BrightHouse has curtailed its store opening plans as it ploughs money into transforming its IT infrastructure.
The rent-to-buy furniture and electricals retailer will open 20 stores in its present financial year, rather than the 30 or more it had originally planned.
Chief executive Leo McKee said the retailer was making a “major investment” in its IT systems, spending £10m on projects including upgrading its main point-of-sale system.
McKee said BrightHouse has almost doubled the size of its IT department in the past 12 months.
The Vision Capital-backed retailer appointed Simon Mouncer as head of business change and IT in December to drive business transformation.
However, McKee said he still sees a “hell of a lot to go for” in terms of shops, and said BrightHouse could have as many as 646 stores in the UK in future. It has 183 at present.
In the 12 months to March 31 EBITDA increased 21.5 per cent to £29.4m. Like-for-likes jumped 13.9 per cent while revenue climbed 16.9 per cent to £170.6m.

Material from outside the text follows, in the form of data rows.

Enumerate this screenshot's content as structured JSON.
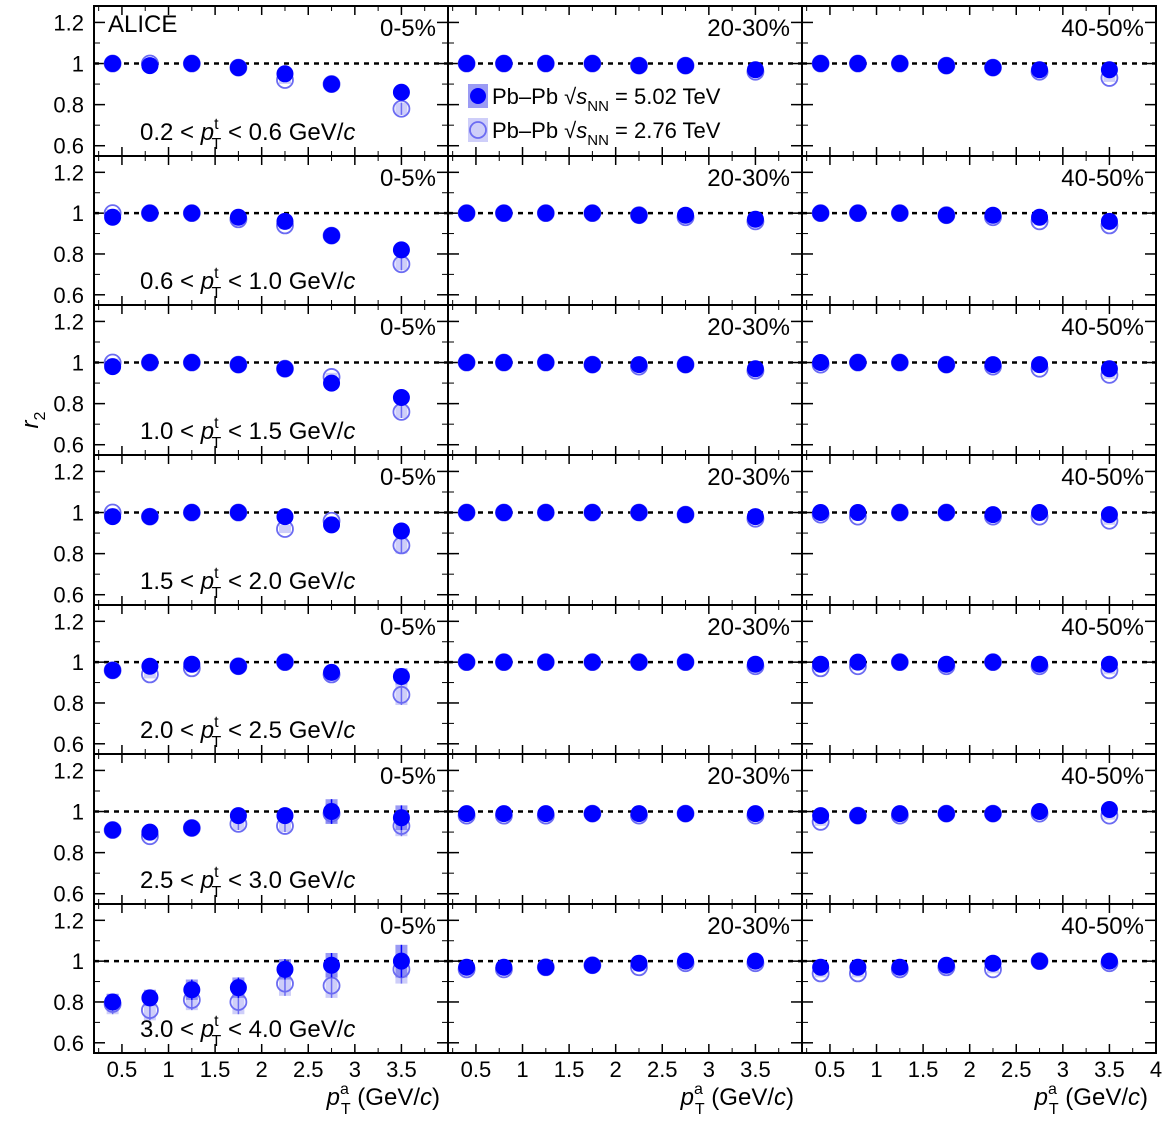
{
  "chart_data": {
    "type": "scatter",
    "experiment": "ALICE",
    "ylabel": "r",
    "ylabel_sub": "2",
    "xlabel": {
      "p": "p",
      "sup": "a",
      "sub": "T",
      "open": " (GeV/",
      "c": "c",
      "close": ")"
    },
    "ylim": [
      0.55,
      1.28
    ],
    "xlim": [
      0.2,
      4.0
    ],
    "y_ticks": [
      "0.6",
      "0.8",
      "1",
      "1.2"
    ],
    "y_tick_values": [
      0.6,
      0.8,
      1.0,
      1.2
    ],
    "x_ticks": [
      "0.5",
      "1",
      "1.5",
      "2",
      "2.5",
      "3",
      "3.5",
      "4"
    ],
    "x_tick_values": [
      0.5,
      1.0,
      1.5,
      2.0,
      2.5,
      3.0,
      3.5,
      4.0
    ],
    "reference_line": 1.0,
    "columns": [
      "0-5%",
      "20-30%",
      "40-50%"
    ],
    "rows": [
      {
        "lo": "0.2",
        "hi": "0.6"
      },
      {
        "lo": "0.6",
        "hi": "1.0"
      },
      {
        "lo": "1.0",
        "hi": "1.5"
      },
      {
        "lo": "1.5",
        "hi": "2.0"
      },
      {
        "lo": "2.0",
        "hi": "2.5"
      },
      {
        "lo": "2.5",
        "hi": "3.0"
      },
      {
        "lo": "3.0",
        "hi": "4.0"
      }
    ],
    "bin_label_parts": {
      "lt": " < ",
      "p": "p",
      "sup": "t",
      "sub": "T",
      "unit": " GeV/",
      "c": "c"
    },
    "x": [
      0.4,
      0.8,
      1.25,
      1.75,
      2.25,
      2.75,
      3.5
    ],
    "legend": [
      {
        "system": "Pb–Pb",
        "sqrt": "√",
        "s": "s",
        "sub": "NN",
        "eq": " =  5.02 TeV"
      },
      {
        "system": "Pb–Pb",
        "sqrt": "√",
        "s": "s",
        "sub": "NN",
        "eq": " = 2.76 TeV"
      }
    ],
    "series": [
      {
        "energy": "5.02 TeV",
        "style": "filled",
        "color": "#0000ff",
        "band_color": "#7070f0",
        "values": [
          [
            [
              1.0,
              0.99,
              1.0,
              0.98,
              0.95,
              0.9,
              0.86
            ],
            [
              1.0,
              1.0,
              1.0,
              1.0,
              0.99,
              0.99,
              0.97
            ],
            [
              1.0,
              1.0,
              1.0,
              0.99,
              0.98,
              0.97,
              0.97
            ]
          ],
          [
            [
              0.98,
              1.0,
              1.0,
              0.98,
              0.96,
              0.89,
              0.82
            ],
            [
              1.0,
              1.0,
              1.0,
              1.0,
              0.99,
              0.99,
              0.97
            ],
            [
              1.0,
              1.0,
              1.0,
              0.99,
              0.99,
              0.98,
              0.96
            ]
          ],
          [
            [
              0.98,
              1.0,
              1.0,
              0.99,
              0.97,
              0.9,
              0.83
            ],
            [
              1.0,
              1.0,
              1.0,
              0.99,
              0.99,
              0.99,
              0.97
            ],
            [
              1.0,
              1.0,
              1.0,
              0.99,
              0.99,
              0.99,
              0.97
            ]
          ],
          [
            [
              0.98,
              0.98,
              1.0,
              1.0,
              0.98,
              0.94,
              0.91
            ],
            [
              1.0,
              1.0,
              1.0,
              1.0,
              1.0,
              0.99,
              0.98
            ],
            [
              1.0,
              1.0,
              1.0,
              1.0,
              0.99,
              1.0,
              0.99
            ]
          ],
          [
            [
              0.96,
              0.98,
              0.99,
              0.98,
              1.0,
              0.95,
              0.93
            ],
            [
              1.0,
              1.0,
              1.0,
              1.0,
              1.0,
              1.0,
              0.99
            ],
            [
              0.99,
              1.0,
              1.0,
              0.99,
              1.0,
              0.99,
              0.99
            ]
          ],
          [
            [
              0.91,
              0.9,
              0.92,
              0.98,
              0.98,
              1.0,
              0.97
            ],
            [
              0.99,
              0.99,
              0.99,
              0.99,
              0.99,
              0.99,
              0.99
            ],
            [
              0.98,
              0.98,
              0.99,
              0.99,
              0.99,
              1.0,
              1.01
            ]
          ],
          [
            [
              0.8,
              0.82,
              0.86,
              0.87,
              0.96,
              0.98,
              1.0
            ],
            [
              0.97,
              0.97,
              0.97,
              0.98,
              0.99,
              1.0,
              1.0
            ],
            [
              0.97,
              0.97,
              0.97,
              0.98,
              0.99,
              1.0,
              1.0
            ]
          ]
        ],
        "errors": [
          [
            [
              0.01,
              0.01,
              0.01,
              0.01,
              0.01,
              0.01,
              0.02
            ],
            [
              0.01,
              0.01,
              0.01,
              0.01,
              0.01,
              0.01,
              0.01
            ],
            [
              0.01,
              0.01,
              0.01,
              0.01,
              0.01,
              0.01,
              0.01
            ]
          ],
          [
            [
              0.01,
              0.01,
              0.01,
              0.01,
              0.01,
              0.01,
              0.02
            ],
            [
              0.01,
              0.01,
              0.01,
              0.01,
              0.01,
              0.01,
              0.01
            ],
            [
              0.01,
              0.01,
              0.01,
              0.01,
              0.01,
              0.01,
              0.01
            ]
          ],
          [
            [
              0.01,
              0.01,
              0.01,
              0.01,
              0.01,
              0.01,
              0.02
            ],
            [
              0.01,
              0.01,
              0.01,
              0.01,
              0.01,
              0.01,
              0.01
            ],
            [
              0.01,
              0.01,
              0.01,
              0.01,
              0.01,
              0.01,
              0.01
            ]
          ],
          [
            [
              0.01,
              0.01,
              0.01,
              0.01,
              0.01,
              0.02,
              0.03
            ],
            [
              0.01,
              0.01,
              0.01,
              0.01,
              0.01,
              0.01,
              0.01
            ],
            [
              0.01,
              0.01,
              0.01,
              0.01,
              0.01,
              0.01,
              0.01
            ]
          ],
          [
            [
              0.01,
              0.01,
              0.01,
              0.01,
              0.02,
              0.02,
              0.04
            ],
            [
              0.01,
              0.01,
              0.01,
              0.01,
              0.01,
              0.01,
              0.01
            ],
            [
              0.01,
              0.01,
              0.01,
              0.01,
              0.01,
              0.01,
              0.01
            ]
          ],
          [
            [
              0.02,
              0.02,
              0.02,
              0.03,
              0.03,
              0.06,
              0.06
            ],
            [
              0.01,
              0.01,
              0.01,
              0.01,
              0.01,
              0.01,
              0.01
            ],
            [
              0.01,
              0.01,
              0.01,
              0.01,
              0.01,
              0.01,
              0.01
            ]
          ],
          [
            [
              0.04,
              0.04,
              0.05,
              0.05,
              0.05,
              0.06,
              0.08
            ],
            [
              0.01,
              0.01,
              0.01,
              0.01,
              0.01,
              0.01,
              0.01
            ],
            [
              0.01,
              0.01,
              0.01,
              0.01,
              0.01,
              0.01,
              0.01
            ]
          ]
        ]
      },
      {
        "energy": "2.76 TeV",
        "style": "open",
        "color": "#6b6bf2",
        "band_color": "#b9b9f7",
        "values": [
          [
            [
              1.0,
              1.0,
              1.0,
              0.98,
              0.92,
              0.9,
              0.78
            ],
            [
              1.0,
              1.0,
              1.0,
              1.0,
              0.99,
              0.99,
              0.96
            ],
            [
              1.0,
              1.0,
              1.0,
              0.99,
              0.98,
              0.96,
              0.93
            ]
          ],
          [
            [
              1.0,
              1.0,
              1.0,
              0.97,
              0.94,
              0.89,
              0.75
            ],
            [
              1.0,
              1.0,
              1.0,
              1.0,
              0.99,
              0.98,
              0.96
            ],
            [
              1.0,
              1.0,
              1.0,
              0.99,
              0.98,
              0.96,
              0.94
            ]
          ],
          [
            [
              1.0,
              1.0,
              1.0,
              0.99,
              0.97,
              0.93,
              0.76
            ],
            [
              1.0,
              1.0,
              1.0,
              0.99,
              0.98,
              0.99,
              0.96
            ],
            [
              0.99,
              1.0,
              1.0,
              0.99,
              0.98,
              0.97,
              0.94
            ]
          ],
          [
            [
              1.0,
              0.98,
              1.0,
              1.0,
              0.92,
              0.96,
              0.84
            ],
            [
              1.0,
              1.0,
              1.0,
              1.0,
              1.0,
              0.99,
              0.97
            ],
            [
              0.99,
              0.98,
              1.0,
              1.0,
              0.98,
              0.98,
              0.96
            ]
          ],
          [
            [
              0.96,
              0.94,
              0.97,
              0.98,
              1.0,
              0.94,
              0.84
            ],
            [
              1.0,
              1.0,
              1.0,
              1.0,
              1.0,
              1.0,
              0.98
            ],
            [
              0.97,
              0.98,
              1.0,
              0.98,
              1.0,
              0.98,
              0.96
            ]
          ],
          [
            [
              0.91,
              0.88,
              0.92,
              0.94,
              0.93,
              0.99,
              0.93
            ],
            [
              0.98,
              0.98,
              0.98,
              0.99,
              0.98,
              0.99,
              0.98
            ],
            [
              0.95,
              0.98,
              0.98,
              0.99,
              0.99,
              0.99,
              0.98
            ]
          ],
          [
            [
              0.79,
              0.76,
              0.81,
              0.8,
              0.89,
              0.88,
              0.96
            ],
            [
              0.96,
              0.96,
              0.97,
              0.98,
              0.97,
              0.99,
              0.99
            ],
            [
              0.94,
              0.94,
              0.96,
              0.97,
              0.96,
              1.0,
              0.99
            ]
          ]
        ],
        "errors": [
          [
            [
              0.01,
              0.01,
              0.01,
              0.01,
              0.01,
              0.01,
              0.03
            ],
            [
              0.01,
              0.01,
              0.01,
              0.01,
              0.01,
              0.01,
              0.01
            ],
            [
              0.01,
              0.01,
              0.01,
              0.01,
              0.01,
              0.01,
              0.01
            ]
          ],
          [
            [
              0.01,
              0.01,
              0.01,
              0.01,
              0.01,
              0.01,
              0.03
            ],
            [
              0.01,
              0.01,
              0.01,
              0.01,
              0.01,
              0.01,
              0.01
            ],
            [
              0.01,
              0.01,
              0.01,
              0.01,
              0.01,
              0.01,
              0.01
            ]
          ],
          [
            [
              0.01,
              0.01,
              0.01,
              0.01,
              0.01,
              0.02,
              0.03
            ],
            [
              0.01,
              0.01,
              0.01,
              0.01,
              0.01,
              0.01,
              0.01
            ],
            [
              0.01,
              0.01,
              0.01,
              0.01,
              0.01,
              0.01,
              0.01
            ]
          ],
          [
            [
              0.01,
              0.01,
              0.01,
              0.01,
              0.02,
              0.02,
              0.04
            ],
            [
              0.01,
              0.01,
              0.01,
              0.01,
              0.01,
              0.01,
              0.01
            ],
            [
              0.01,
              0.01,
              0.01,
              0.01,
              0.01,
              0.01,
              0.01
            ]
          ],
          [
            [
              0.01,
              0.01,
              0.01,
              0.02,
              0.02,
              0.03,
              0.05
            ],
            [
              0.01,
              0.01,
              0.01,
              0.01,
              0.01,
              0.01,
              0.01
            ],
            [
              0.01,
              0.01,
              0.01,
              0.01,
              0.01,
              0.01,
              0.01
            ]
          ],
          [
            [
              0.02,
              0.02,
              0.02,
              0.03,
              0.03,
              0.05,
              0.05
            ],
            [
              0.01,
              0.01,
              0.01,
              0.01,
              0.01,
              0.01,
              0.01
            ],
            [
              0.01,
              0.01,
              0.01,
              0.01,
              0.01,
              0.01,
              0.01
            ]
          ],
          [
            [
              0.05,
              0.05,
              0.05,
              0.06,
              0.06,
              0.06,
              0.07
            ],
            [
              0.01,
              0.01,
              0.01,
              0.01,
              0.01,
              0.01,
              0.01
            ],
            [
              0.01,
              0.01,
              0.01,
              0.01,
              0.01,
              0.01,
              0.01
            ]
          ]
        ]
      }
    ]
  }
}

BrightHouse defied the recessionary gloom in the furniture sector, revealing a 30 per cent like-for-like hike in the category in the period as shoppers sought alternative ways to pay for goods and the retailer benefited from improved product quality.
BrightHouse pulled in 146,000 customers in the period – a 17 per cent increase on last year. Last week it welcomed its 150,000th customer through the doors.
McKee added: “These are excellent results when the economic environment is not the best. We understand customers’ needs. We focus on low income families, but this doesn’t mean they are irresponsible. Their most important financial responsibility is often their TV or sofa.”
He added: “We’re on track for delivering another positive year.”
BrightHouse, which charges its customers an APR of 29.9 per cent, has been accused of cashing in on people’s financial struggles in the past. However, McKee said BrightHouse was a “responsible lender, serving families in some of the most socially deprived areas of Britain”.